Like Melville, Whitman had failed to get the hearing he wanted. Unlike Melville, Whitman didn’t fade away. Instead he went underground, joining the bohemians, New York’s first self-declared counterculture.
“Bohemians” was the French term for gypsies, based on the erroneous assumption that Bohemia was their original homeland. In the 1840s the name was affixed to the poor artists of Paris’s Latin Quarter—first in derision, then in fascination. Henry Murger’s romantic tales about the left bank’s denizens, serialized between 1845 and 1846, then published as Scenes de la vie de boheme in 1851, presented them as principled people who repudiated middle-class morality, held money in contempt, and adopted alternative work habits and domestic arrangements. The French bourgeoisie, initially scornful, became intrigued by their lifestyle, and some of the affluent adopted or affected their ways.
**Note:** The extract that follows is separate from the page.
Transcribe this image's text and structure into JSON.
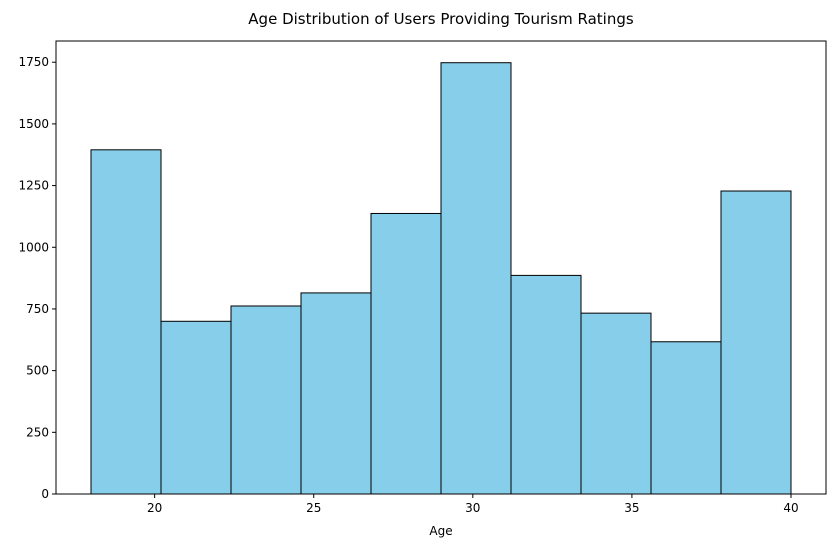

The apostle who brought the boho gospel to New York City was a Nantucket-born journalist and theatrical critic named Henry Clapp Jr. After several years’ residence in Paris, Clapp moved to Manhattan in the mid-fifties and gathered a like-minded group around him. Its members included Fitz-Hugh Ludlow, who would write The Hashish Eater about his drug experiences, and Ada Clare, the Charleston-born and independently wealthy writer who scandalized respectable New York by publishing torrid love poems and flaunting her illegitimate son.